Question

How many ways can a committee be selected consisting of two Independents, two Republicans, and two Democrats if the choices are made from seven Independents, nine Republicans, and eight Democrats?

Short answer

21,168 ways.

Step-by-step solution

Understanding the problem

We need to form a committee that includes 2 Independents, 2 Republicans, and 2 Democrats. The possible selections are from a pool of 7 Independents, 9 Republicans, and 8 Democrats. The task is to calculate the number of different ways to form this committee.

Calculate the combinations for Independents

To choose 2 Independents from 7, use the combination formula: \[ \binom{n}{r} = \frac{n!}{r!(n-r)!} \] Here, \(n = 7\) and \(r = 2\). \[ \binom{7}{2} = \frac{7 \times 6}{2 \times 1} = 21 \] There are 21 ways to choose 2 Independents from 7.

Calculate the combinations for Republicans

To choose 2 Republicans from 9: \[ \binom{9}{2} = \frac{9 \times 8}{2 \times 1} = 36 \] There are 36 ways to choose 2 Republicans from 9.
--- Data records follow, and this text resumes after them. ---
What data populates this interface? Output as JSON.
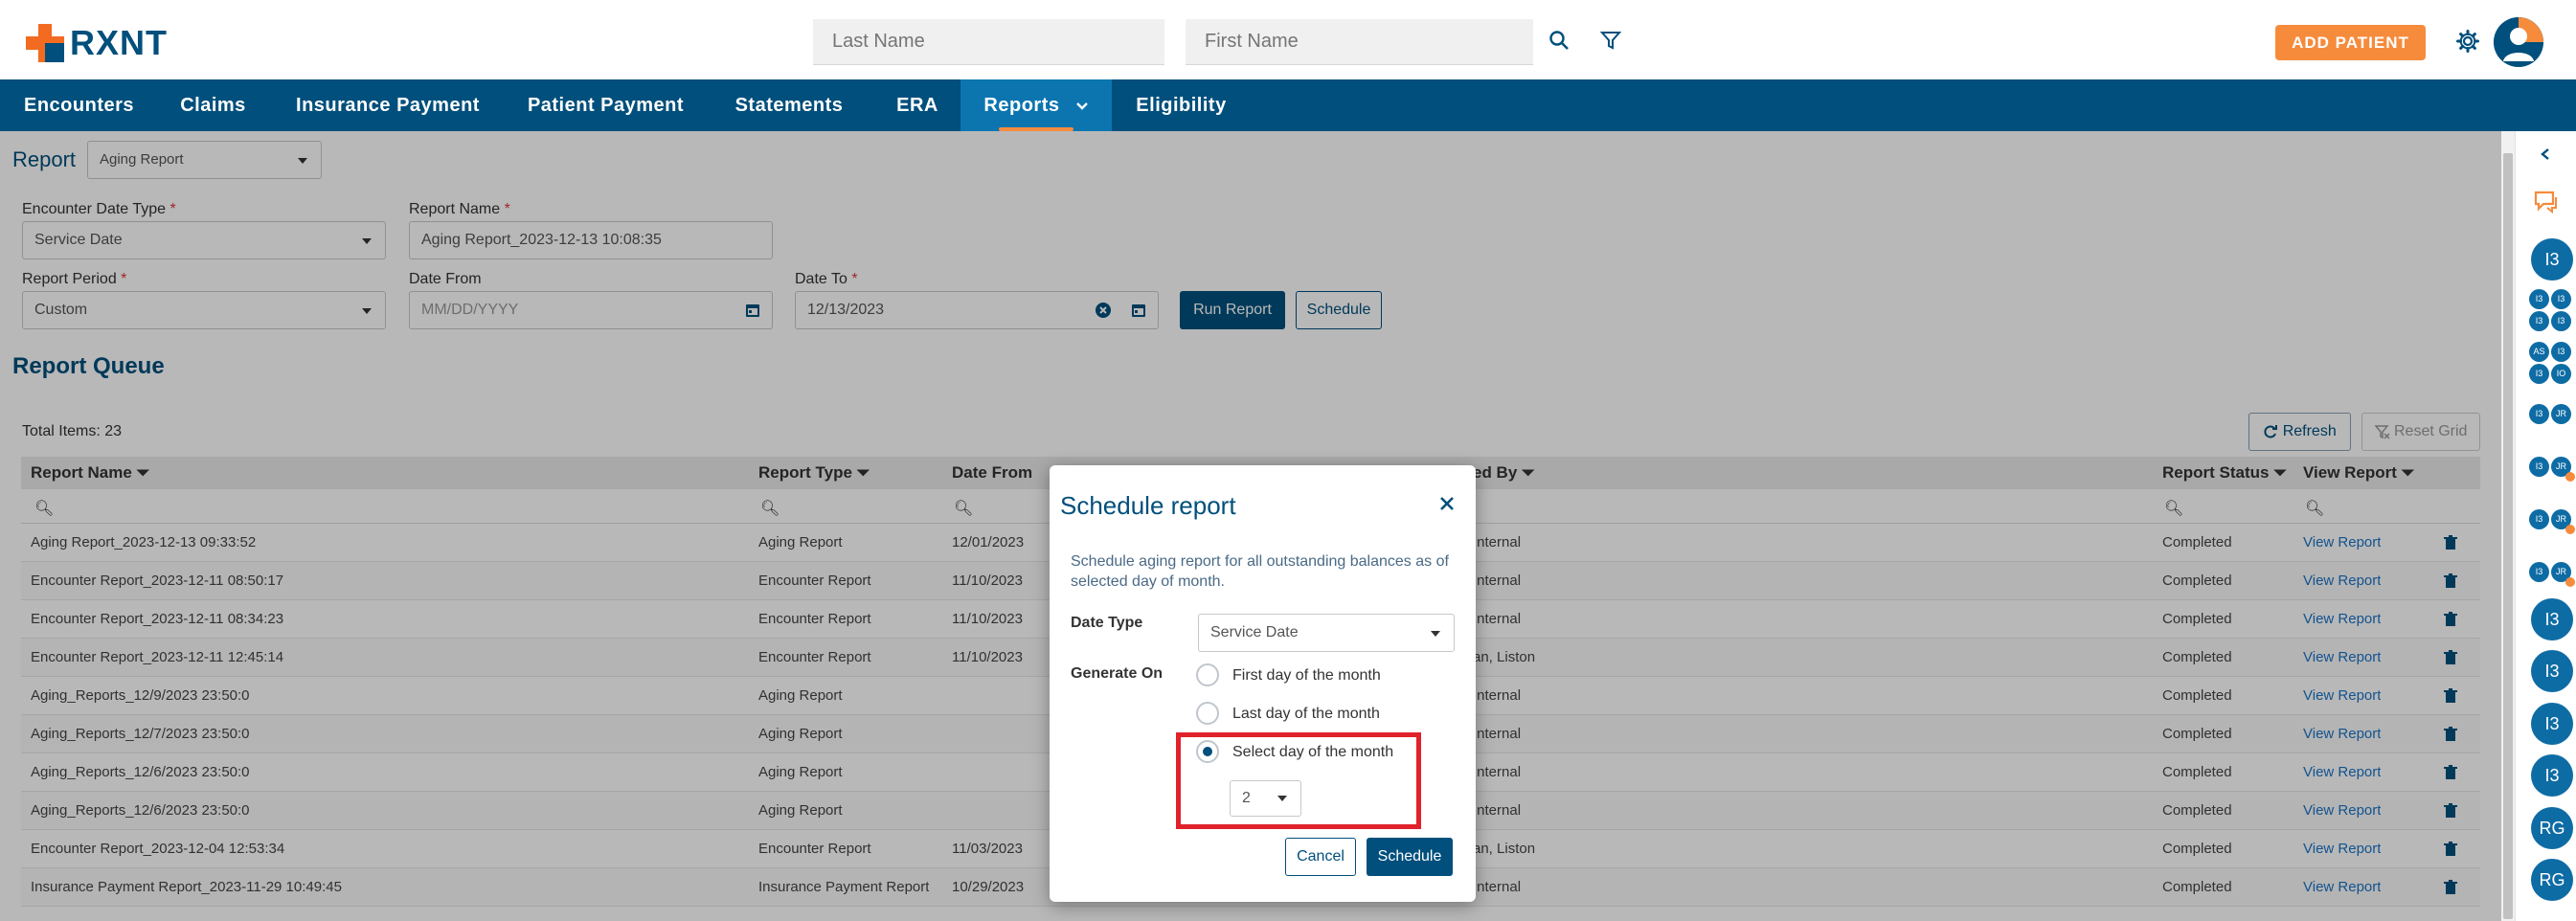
{
  "header": {
    "logo_text": "RXNT",
    "last_name_placeholder": "Last Name",
    "first_name_placeholder": "First Name",
    "add_patient_label": "ADD PATIENT"
  },
  "nav": {
    "items": [
      "Encounters",
      "Claims",
      "Insurance Payment",
      "Patient Payment",
      "Statements",
      "ERA",
      "Reports",
      "Eligibility"
    ],
    "active": "Reports"
  },
  "report_form": {
    "report_label": "Report",
    "report_value": "Aging Report",
    "encounter_date_type_label": "Encounter Date Type",
    "encounter_date_type_value": "Service Date",
    "report_name_label": "Report Name",
    "report_name_value": "Aging Report_2023-12-13 10:08:35",
    "report_period_label": "Report Period",
    "report_period_value": "Custom",
    "date_from_label": "Date From",
    "date_from_placeholder": "MM/DD/YYYY",
    "date_to_label": "Date To",
    "date_to_value": "12/13/2023",
    "required_mark": "*",
    "run_report_label": "Run Report",
    "schedule_label": "Schedule"
  },
  "queue": {
    "title": "Report Queue",
    "total_items": "Total Items: 23",
    "refresh_label": "Refresh",
    "reset_grid_label": "Reset Grid",
    "columns": {
      "report_name": "Report Name",
      "report_type": "Report Type",
      "date_from": "Date From",
      "requested_by": "ed By",
      "report_status": "Report Status",
      "view_report": "View Report"
    },
    "rows": [
      {
        "name": "Aging Report_2023-12-13 09:33:52",
        "type": "Aging Report",
        "from": "12/01/2023",
        "by": "Internal",
        "status": "Completed",
        "view": "View Report"
      },
      {
        "name": "Encounter Report_2023-12-11 08:50:17",
        "type": "Encounter Report",
        "from": "11/10/2023",
        "by": "Internal",
        "status": "Completed",
        "view": "View Report"
      },
      {
        "name": "Encounter Report_2023-12-11 08:34:23",
        "type": "Encounter Report",
        "from": "11/10/2023",
        "by": "Internal",
        "status": "Completed",
        "view": "View Report"
      },
      {
        "name": "Encounter Report_2023-12-11 12:45:14",
        "type": "Encounter Report",
        "from": "11/10/2023",
        "by": "an, Liston",
        "status": "Completed",
        "view": "View Report"
      },
      {
        "name": "Aging_Reports_12/9/2023 23:50:0",
        "type": "Aging Report",
        "from": "",
        "by": "Internal",
        "status": "Completed",
        "view": "View Report"
      },
      {
        "name": "Aging_Reports_12/7/2023 23:50:0",
        "type": "Aging Report",
        "from": "",
        "by": "Internal",
        "status": "Completed",
        "view": "View Report"
      },
      {
        "name": "Aging_Reports_12/6/2023 23:50:0",
        "type": "Aging Report",
        "from": "",
        "by": "Internal",
        "status": "Completed",
        "view": "View Report"
      },
      {
        "name": "Aging_Reports_12/6/2023 23:50:0",
        "type": "Aging Report",
        "from": "",
        "by": "Internal",
        "status": "Completed",
        "view": "View Report"
      },
      {
        "name": "Encounter Report_2023-12-04 12:53:34",
        "type": "Encounter Report",
        "from": "11/03/2023",
        "by": "an, Liston",
        "status": "Completed",
        "view": "View Report"
      },
      {
        "name": "Insurance Payment Report_2023-11-29 10:49:45",
        "type": "Insurance Payment Report",
        "from": "10/29/2023",
        "by": "Internal",
        "status": "Completed",
        "view": "View Report"
      }
    ]
  },
  "rail": {
    "badges": [
      "I3",
      "I3",
      "I3",
      "I3",
      "I3",
      "RG",
      "RG"
    ],
    "mini_badges": [
      "I3",
      "I3",
      "I3",
      "I3",
      "AS",
      "I3",
      "I3",
      "IO",
      "I3",
      "JR",
      "I3",
      "JR",
      "I3",
      "JR",
      "I3",
      "JR"
    ]
  },
  "modal": {
    "title": "Schedule report",
    "description": "Schedule aging report for all outstanding balances as of selected day of month.",
    "date_type_label": "Date Type",
    "date_type_value": "Service Date",
    "generate_on_label": "Generate On",
    "options": [
      "First day of the month",
      "Last day of the month",
      "Select day of the month"
    ],
    "selected_option": "Select day of the month",
    "day_value": "2",
    "cancel_label": "Cancel",
    "schedule_label": "Schedule"
  },
  "colors": {
    "brand_blue": "#004f7c",
    "brand_orange": "#f68b3c",
    "highlight_red": "#e0222b"
  }
}
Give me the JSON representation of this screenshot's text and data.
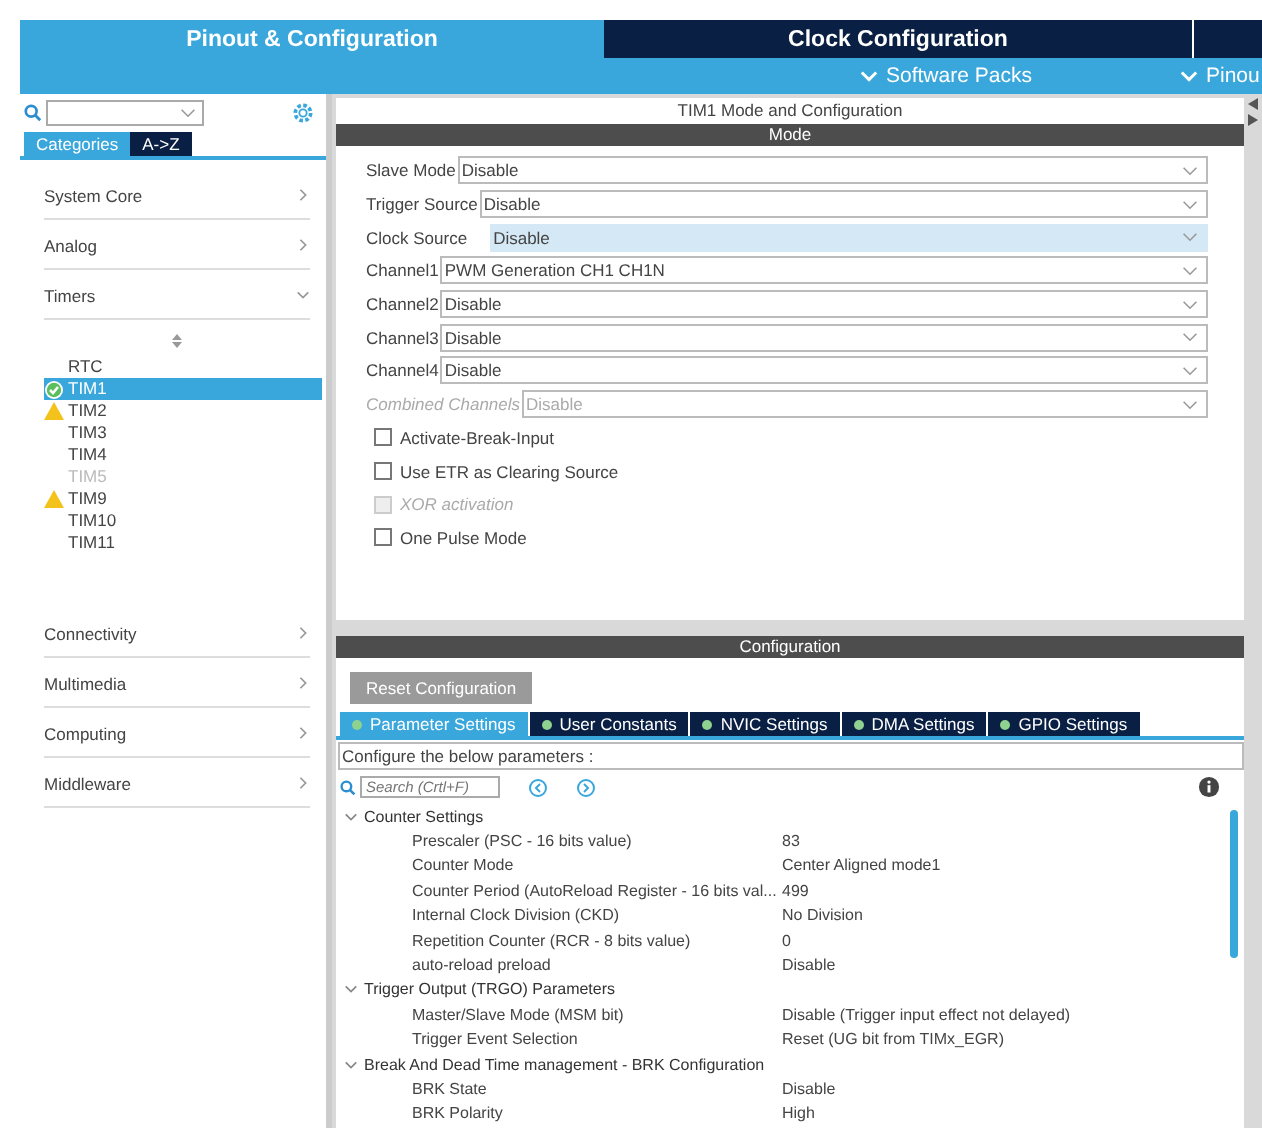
{
  "top_tabs": [
    {
      "label": "Pinout & Configuration",
      "selected": true
    },
    {
      "label": "Clock Configuration",
      "selected": false
    }
  ],
  "subbar": [
    "Software Packs",
    "Pinou"
  ],
  "sidebar": {
    "tabs": [
      {
        "label": "Categories",
        "selected": true
      },
      {
        "label": "A->Z",
        "selected": false
      }
    ],
    "categories": [
      {
        "label": "System Core",
        "expanded": false
      },
      {
        "label": "Analog",
        "expanded": false
      },
      {
        "label": "Timers",
        "expanded": true,
        "children": [
          {
            "label": "RTC",
            "kind": "plain",
            "selected": false,
            "disabled": false
          },
          {
            "label": "TIM1",
            "kind": "ok",
            "selected": true,
            "disabled": false
          },
          {
            "label": "TIM2",
            "kind": "warning",
            "selected": false,
            "disabled": false
          },
          {
            "label": "TIM3",
            "kind": "plain",
            "selected": false,
            "disabled": false
          },
          {
            "label": "TIM4",
            "kind": "plain",
            "selected": false,
            "disabled": false
          },
          {
            "label": "TIM5",
            "kind": "plain",
            "selected": false,
            "disabled": true
          },
          {
            "label": "TIM9",
            "kind": "warning",
            "selected": false,
            "disabled": false
          },
          {
            "label": "TIM10",
            "kind": "plain",
            "selected": false,
            "disabled": false
          },
          {
            "label": "TIM11",
            "kind": "plain",
            "selected": false,
            "disabled": false
          }
        ]
      },
      {
        "label": "Connectivity",
        "expanded": false
      },
      {
        "label": "Multimedia",
        "expanded": false
      },
      {
        "label": "Computing",
        "expanded": false
      },
      {
        "label": "Middleware",
        "expanded": false
      }
    ]
  },
  "mode": {
    "title": "TIM1 Mode and Configuration",
    "header": "Mode",
    "fields": [
      {
        "label": "Slave Mode",
        "value": "Disable",
        "highlighted": false,
        "disabled": false
      },
      {
        "label": "Trigger Source",
        "value": "Disable",
        "highlighted": false,
        "disabled": false
      },
      {
        "label": "Clock Source",
        "value": "Disable",
        "highlighted": true,
        "disabled": false
      },
      {
        "label": "Channel1",
        "value": "PWM Generation CH1 CH1N",
        "highlighted": false,
        "disabled": false
      },
      {
        "label": "Channel2",
        "value": "Disable",
        "highlighted": false,
        "disabled": false
      },
      {
        "label": "Channel3",
        "value": "Disable",
        "highlighted": false,
        "disabled": false
      },
      {
        "label": "Channel4",
        "value": "Disable",
        "highlighted": false,
        "disabled": false
      },
      {
        "label": "Combined Channels",
        "value": "Disable",
        "highlighted": false,
        "disabled": true
      }
    ],
    "checkboxes": [
      {
        "label": "Activate-Break-Input",
        "checked": false,
        "disabled": false
      },
      {
        "label": "Use ETR as Clearing Source",
        "checked": false,
        "disabled": false
      },
      {
        "label": "XOR activation",
        "checked": false,
        "disabled": true
      },
      {
        "label": "One Pulse Mode",
        "checked": false,
        "disabled": false
      }
    ]
  },
  "config": {
    "header": "Configuration",
    "reset_button": "Reset Configuration",
    "tabs": [
      {
        "label": "Parameter Settings",
        "selected": true
      },
      {
        "label": "User Constants",
        "selected": false
      },
      {
        "label": "NVIC Settings",
        "selected": false
      },
      {
        "label": "DMA Settings",
        "selected": false
      },
      {
        "label": "GPIO Settings",
        "selected": false
      }
    ],
    "hint": "Configure the below parameters :",
    "search": {
      "placeholder": "Search (Crtl+F)"
    },
    "groups": [
      {
        "label": "Counter Settings",
        "expanded": true,
        "params": [
          {
            "name": "Prescaler (PSC - 16 bits value)",
            "value": "83"
          },
          {
            "name": "Counter Mode",
            "value": "Center Aligned mode1"
          },
          {
            "name": "Counter Period (AutoReload Register - 16 bits val...",
            "value": "499"
          },
          {
            "name": "Internal Clock Division (CKD)",
            "value": "No Division"
          },
          {
            "name": "Repetition Counter (RCR - 8 bits value)",
            "value": "0"
          },
          {
            "name": "auto-reload preload",
            "value": "Disable"
          }
        ]
      },
      {
        "label": "Trigger Output (TRGO) Parameters",
        "expanded": true,
        "params": [
          {
            "name": "Master/Slave Mode (MSM bit)",
            "value": "Disable (Trigger input effect not delayed)"
          },
          {
            "name": "Trigger Event Selection",
            "value": "Reset (UG bit from TIMx_EGR)"
          }
        ]
      },
      {
        "label": "Break And Dead Time management - BRK Configuration",
        "expanded": true,
        "params": [
          {
            "name": "BRK State",
            "value": "Disable"
          },
          {
            "name": "BRK Polarity",
            "value": "High"
          }
        ]
      }
    ]
  }
}
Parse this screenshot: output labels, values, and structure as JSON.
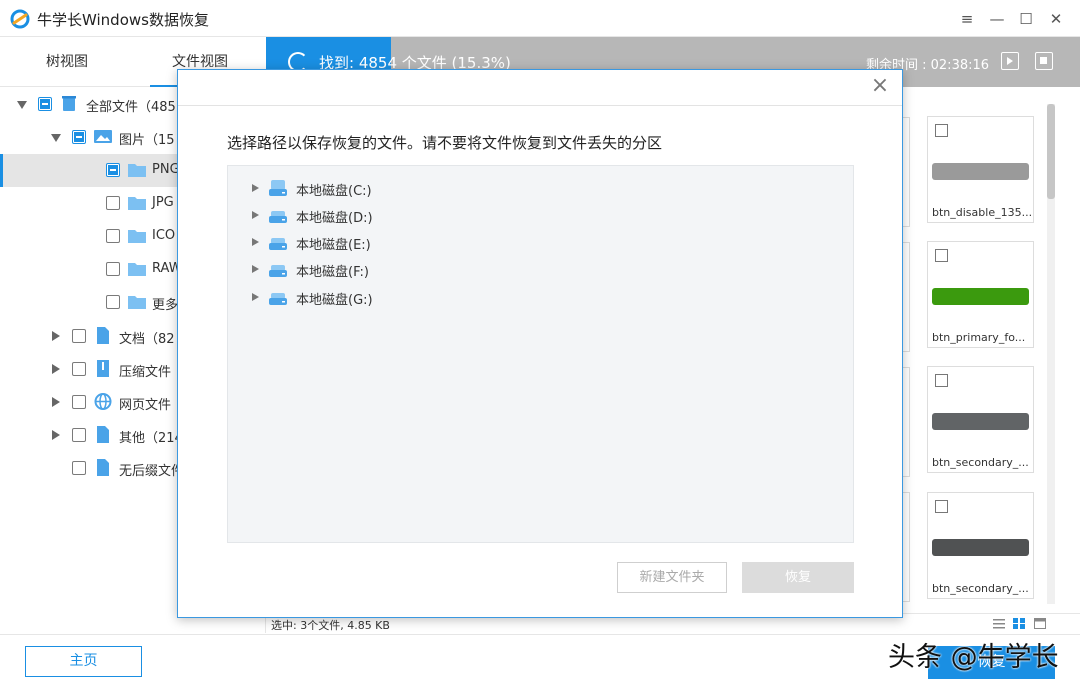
{
  "app": {
    "title": "牛学长Windows数据恢复"
  },
  "window_controls": {
    "menu": "≡",
    "minimize": "—",
    "maximize": "☐",
    "close": "✕"
  },
  "tabs": [
    {
      "label": "树视图"
    },
    {
      "label": "文件视图"
    }
  ],
  "scan": {
    "found_text": "找到: 4854 个文件 (15.3%)",
    "progress": 0.153,
    "remaining": "剩余时间 : 02:38:16"
  },
  "tree": {
    "items": [
      {
        "label": "全部文件（485"
      },
      {
        "label": "图片（15"
      },
      {
        "label": "PNG"
      },
      {
        "label": "JPG"
      },
      {
        "label": "ICO"
      },
      {
        "label": "RAW"
      },
      {
        "label": "更多"
      },
      {
        "label": "文档（82"
      },
      {
        "label": "压缩文件"
      },
      {
        "label": "网页文件"
      },
      {
        "label": "其他（214"
      },
      {
        "label": "无后缀文件"
      }
    ]
  },
  "thumbnails": [
    {
      "name": "btn_disable_135...",
      "color": "#9a9a9a"
    },
    {
      "name": "btn_primary_fo...",
      "color": "#3b9a0e"
    },
    {
      "name": "btn_secondary_...",
      "color": "#616466"
    },
    {
      "name": "btn_secondary_...",
      "color": "#505253"
    }
  ],
  "status": {
    "selected": "选中: 3个文件, 4.85 KB"
  },
  "footer": {
    "home": "主页",
    "recover": "恢复",
    "watermark": "头条 @牛学长"
  },
  "dialog": {
    "close": "×",
    "message": "选择路径以保存恢复的文件。请不要将文件恢复到文件丢失的分区",
    "drives": [
      {
        "label": "本地磁盘(C:)"
      },
      {
        "label": "本地磁盘(D:)"
      },
      {
        "label": "本地磁盘(E:)"
      },
      {
        "label": "本地磁盘(F:)"
      },
      {
        "label": "本地磁盘(G:)"
      }
    ],
    "new_folder": "新建文件夹",
    "recover": "恢复"
  },
  "colors": {
    "accent": "#1a8fe3",
    "progress_bg": "#b7b7b7"
  }
}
Calculate the combinations for Democrats

To choose 2 Democrats from 8: \[ \binom{8}{2} = \frac{8 \times 7}{2 \times 1} = 28 \] There are 28 ways to choose 2 Democrats from 8.

Combine the combinations

The number of ways to form the complete committee is the product of the individual choices (since each choice is independent). Multiply the combinations: \[ 21 \times 36 \times 28 = 21,168 \] There are 21,168 ways to form the committee according to the given criteria.

Key concepts

Committee Selection

Selecting a committee is a classic application of combinatorial counting, where you need to form a group with specific characteristics from a larger pool of individuals. In this exercise, you are asked to form a committee of six members, with specific quotas for Independents, Republicans, and Democrats. Here are some key points to consider when selecting a committee:

• The total number of spots available in the committee.
• The requirements or constraints for each category, such as the number of members needed from each group.
• The total number of candidates available in each category to choose from.

To solve this exercise, you need to break down the problem by category and compute how many ways you can select members from each category. After calculating these separate possibilities, you multiply them together to find the total number of ways to form the desired committee. This approach ensures you are considering all possible combinations according to the set rules.

Combinations

Combinations refer to the selection of items from a larger set without regard for the order of selection. This is different from permutations, where order does matter. In this exercise, when selecting 2 Independents from 7, 2 Republicans from 9, and 2 Democrats from 8, the order doesn't matter, and thus combinations is the correct approach.The formula for combinations is denoted as \( \binom{n}{r} \), which stands for "n choose r." It calculates the number of ways to select \( r \) items from a set of \( n \) items. The formula is:\[\binom{n}{r} = \frac{n!}{r!(n-r)!}\]

• \( n! \) ("n factorial") means multiplying all whole numbers from \( n \) down to 1.
• The divide by \( r!(n-r)! \) adjusts for the fact that order is irrelevant.

Employing combinations helps you count distinct groups without repeating sequences, and it's ideal for tasks like committee selections where roles are equal.

Binomial Coefficient

The binomial coefficient \( \binom{n}{r} \) is a key mathematical concept used in problems involving combinations. It is used to determine the number of ways to choose \( r \) items from \( n \) items without regard to the order of selection. The binomial coefficient is inherently tied to the calculation of combinations and central to many combinatorial problems.Here’s how it works:

• When you see \( \binom{7}{2} \), it means "7 choose 2," representing the different ways you can select 2 items from a total of 7.
• The calculation involves factorials, such as \( 7! = 7 \times 6 \times 5 \times 4 \times 3 \times 2 \times 1 \).
• You divide \( 7! \) similarly after adjusting for the specific "choose" number \( r \).

Binomial coefficients simplify various combinatorial counting challenges, enabling quick computation of selections. Using such coefficients not only provides the answer but a deeper understanding of how many combinations are possible in seemingly complex selection problems.